The ringed planet was captured by Hubble on 20 June, when Saturn was at its closest to Earth — 1.36 billion km away.


The Hubble telescope, while usually known for its dreamy photographs of distant worlds and star system, has captured a stunning new image of Saturn, its rings and five of its 60+ moons. The photograph is so crisp and clear, it looks like Saturn is freely floating through space — which is true except that it follows a set orbit around the Sun.

The ringed-planet was captured by Hubble's Wide Field Camera 3 (WFC3) on 20 June, when Saturn was at its closest to Earth — some 1.36 billion km away.

But this is far more than just some pretty picture of a gorgeous planet — it's scientifically meaningful.

Hubble captures five of Saturns moons in a single, stunning photograph

Saturn looking rad in this crisp, stunning images captured on 20 June by the Hubble telescope. Image: NASA

The photo falls under NASA's Outer Planet Atmospheres Legacy (OPAL) program, which accumulates imagery of the gas giants in our solar system (Jupiter, Saturn, Uranus and Neptune) to help study their atmospheres over time. This latest Hubble photo of Saturn is the second yearly picture of the planet under OPAL. From data and images gathered under the OPAL program, scientists have learned quite a lot about the outer planet.

Saturn's northern vortex close up, as seen by the Cassini spacecraft in 2016, from 1.2 million kilometers away.
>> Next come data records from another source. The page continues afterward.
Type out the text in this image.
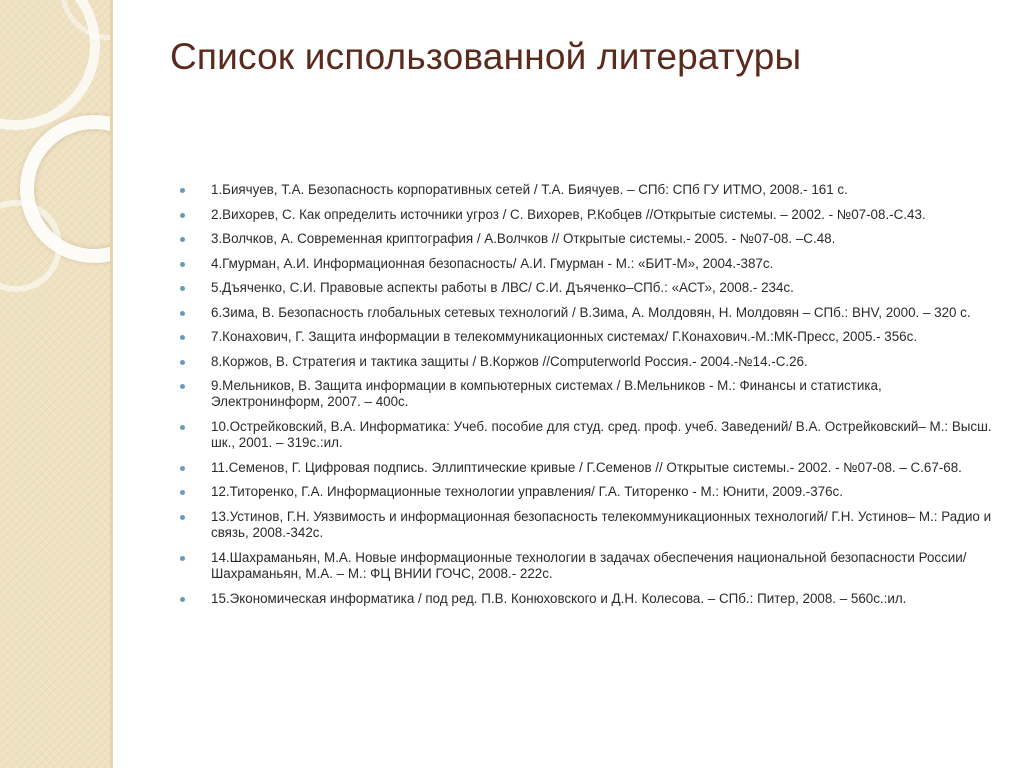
Список использованной литературы
1.Биячуев, Т.А. Безопасность корпоративных сетей / Т.А. Биячуев. – СПб: СПб ГУ ИТМО, 2008.- 161 с.
2.Вихорев, С. Как определить источники угроз / С. Вихорев, Р.Кобцев //Открытые системы. – 2002. - №07-08.-С.43.
3.Волчков, А. Современная криптография / А.Волчков // Открытые системы.- 2005. - №07-08. –С.48.
4.Гмурман, А.И. Информационная безопасность/ А.И. Гмурман - М.: «БИТ-М», 2004.-387с.
5.Дъяченко, С.И. Правовые аспекты работы в ЛВС/ С.И. Дъяченко–СПб.: «АСТ», 2008.- 234с.
6.Зима, В. Безопасность глобальных сетевых технологий / В.Зима, А. Молдовян, Н. Молдовян – СПб.: BHV, 2000. – 320 с.
7.Конахович, Г. Защита информации в телекоммуникационных системах/ Г.Конахович.-М.:МК-Пресс, 2005.- 356с.
8.Коржов, В. Стратегия и тактика защиты / В.Коржов //Computerworld Россия.- 2004.-№14.-С.26.
9.Мельников, В. Защита информации в компьютерных системах / В.Мельников - М.: Финансы и статистика, Электронинформ, 2007. – 400с.
10.Острейковский, В.А. Информатика: Учеб. пособие для студ. сред. проф. учеб. Заведений/ В.А. Острейковский– М.: Высш. шк., 2001. – 319с.:ил.
11.Семенов, Г. Цифровая подпись. Эллиптические кривые / Г.Семенов // Открытые системы.- 2002. - №07-08. – С.67-68.
12.Титоренко, Г.А. Информационные технологии управления/ Г.А. Титоренко - М.: Юнити, 2009.-376с.
13.Устинов, Г.Н. Уязвимость и информационная безопасность телекоммуникационных технологий/ Г.Н. Устинов– М.: Радио и связь, 2008.-342с.
14.Шахраманьян, М.А. Новые информационные технологии в задачах обеспечения национальной безопасности России/ Шахраманьян, М.А. – М.: ФЦ ВНИИ ГОЧС, 2008.- 222с.
15.Экономическая информатика / под ред. П.В. Конюховского и Д.Н. Колесова. – СПб.: Питер, 2008. – 560с.:ил.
Image: NASA

Saturn's northern vortex close up, as seen by the Cassini spacecraft in 2016, from 1.2 million kilometers away. Image: NASA

For one, that the large hexagonal storm that raged in the planet's north polar region has disappeared. Smaller storms also come and go frequently on Saturn. There are also subtle changes in the planet's storm bands, which are largely composed of ammonia ice at the top.

An annotated photo of Saturn with several of its moon, captured on 20 June by Hubble. Image: NASA

An annotated photo of Saturn with several of its moon, captured on 20 June by Hubble. Image: NASA

NASA released an annotated, informational version of the Hubble photograph alongside it, and a timelapse video of the moons in their orbits.